|Red Tail Hawk on the Sentinel Tree|
The last week of November begins. It brings with it the Full Beaver Moon. I am not sure why the Indians of the Southwest named it that, but for me it seems it may be the last month when beavers can be seen before they go to ground below the ice in their dens. November is the 'tween month. Between Indian Summer and winter. It is the month where we do not take snow seriously because warm days which follow will no doubt melt it. Ski areas are seriously blowing snow to be ready for a ski season which used to begin now.
It is the month were ice appears on the ponds and lakes but it also disappears on the ponds and lakes almost as fast.

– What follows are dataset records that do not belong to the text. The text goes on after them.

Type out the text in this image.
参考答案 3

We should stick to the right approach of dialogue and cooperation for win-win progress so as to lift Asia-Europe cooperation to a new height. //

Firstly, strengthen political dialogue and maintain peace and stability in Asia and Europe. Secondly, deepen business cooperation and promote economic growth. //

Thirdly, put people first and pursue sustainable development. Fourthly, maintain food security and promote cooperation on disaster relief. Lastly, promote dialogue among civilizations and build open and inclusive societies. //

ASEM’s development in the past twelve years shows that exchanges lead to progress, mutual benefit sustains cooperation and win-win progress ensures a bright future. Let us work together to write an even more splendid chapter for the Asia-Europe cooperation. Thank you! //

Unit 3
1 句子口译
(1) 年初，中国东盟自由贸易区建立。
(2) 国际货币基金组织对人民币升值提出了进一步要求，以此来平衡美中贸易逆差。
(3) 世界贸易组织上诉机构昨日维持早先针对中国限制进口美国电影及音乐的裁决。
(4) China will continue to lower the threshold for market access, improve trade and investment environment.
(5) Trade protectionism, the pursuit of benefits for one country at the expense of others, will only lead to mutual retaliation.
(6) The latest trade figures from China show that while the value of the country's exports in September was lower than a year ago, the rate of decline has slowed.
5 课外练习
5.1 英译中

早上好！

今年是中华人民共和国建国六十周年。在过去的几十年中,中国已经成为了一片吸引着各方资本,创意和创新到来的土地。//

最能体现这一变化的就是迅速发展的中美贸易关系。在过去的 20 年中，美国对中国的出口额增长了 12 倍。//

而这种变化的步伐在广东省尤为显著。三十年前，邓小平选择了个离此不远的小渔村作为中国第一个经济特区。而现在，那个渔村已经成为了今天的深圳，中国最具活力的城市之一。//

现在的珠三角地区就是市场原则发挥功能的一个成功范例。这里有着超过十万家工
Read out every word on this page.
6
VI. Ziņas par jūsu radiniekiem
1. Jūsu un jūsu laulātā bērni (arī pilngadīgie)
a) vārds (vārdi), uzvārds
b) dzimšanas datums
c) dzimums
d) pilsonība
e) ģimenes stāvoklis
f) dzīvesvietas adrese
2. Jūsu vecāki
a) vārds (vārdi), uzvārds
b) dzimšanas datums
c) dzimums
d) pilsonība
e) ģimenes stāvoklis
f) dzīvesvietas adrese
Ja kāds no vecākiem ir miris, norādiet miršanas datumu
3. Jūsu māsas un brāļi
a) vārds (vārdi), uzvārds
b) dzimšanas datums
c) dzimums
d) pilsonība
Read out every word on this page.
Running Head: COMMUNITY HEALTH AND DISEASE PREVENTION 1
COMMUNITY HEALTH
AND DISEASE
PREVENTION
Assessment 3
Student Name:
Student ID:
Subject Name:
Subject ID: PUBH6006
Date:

It is the month of preparation for winter, whether you a beaver stashing twigs under the water, or a bear putting on hibernation fat, or a human stocking up on firewood and pantry essentials.
The snow does not get serious until middle of December. It is then you best have a plowman lined up for the driveway and enough food in the freezer and pantry to last a few days if you cannot get out of the valley. Actually that only happened once in my twenty years of living here: 2006. Four days the passes were closed and we were sealed in with tourists from Christmas who had no idea how to survive.
I have begun checking my weather app again. Snow is coming on Wednesday night. Chances are it won't be serious but it could be. It is a Super El Nino year. Admittedly the weathermen have absolutely no idea what a super El Nino year will mean. Other ordinary El Nino years have not meant that much snow for where I live. The storms seem to divide and we are between the dumps in Colorado and the part of the storm which goes south. But 2006 and six feet of snow in less than three days taught me to be prepared. The weeks of blowing around that same six feet were not fun either. January usually brings a thaw but not that year.
That was the worst of winters. Even for ski areas because the tourists were sure they could not get here and if they did it would be too cold. Somehow they seem to forget we, unlike Dallas, have snowplows.
So while I haven't a clue what winter will bring there is a feeling in the air that things will change. Winter will at last announce its arrival. The ponds will be serious about icing up. And the question about winter boots or snowshoes will be moot. In fact one pair of snowshoes will go into the GMC 4 wheel drive in case I have to walk in or our of someplace. And I will become much more aware of where I left my cellphone so I can be sure it goes with me.
But we are not Alaska or even Aspen, Colorado. There will be days in the middle of what passes for winter here when I will go out with just a polar fleece to get the firewood for the night. It is THE ten days in December I dread. There are always ten days when the temperature really falls and sometimes the sun will not shine for that period of time. I loathe those ten days. They are what winter was in Colorado when I lived there. It is why I do not live in Colorado. But ski areas in New Mexico love those ten days, because if they work it right they can blow enough snow to last them till March.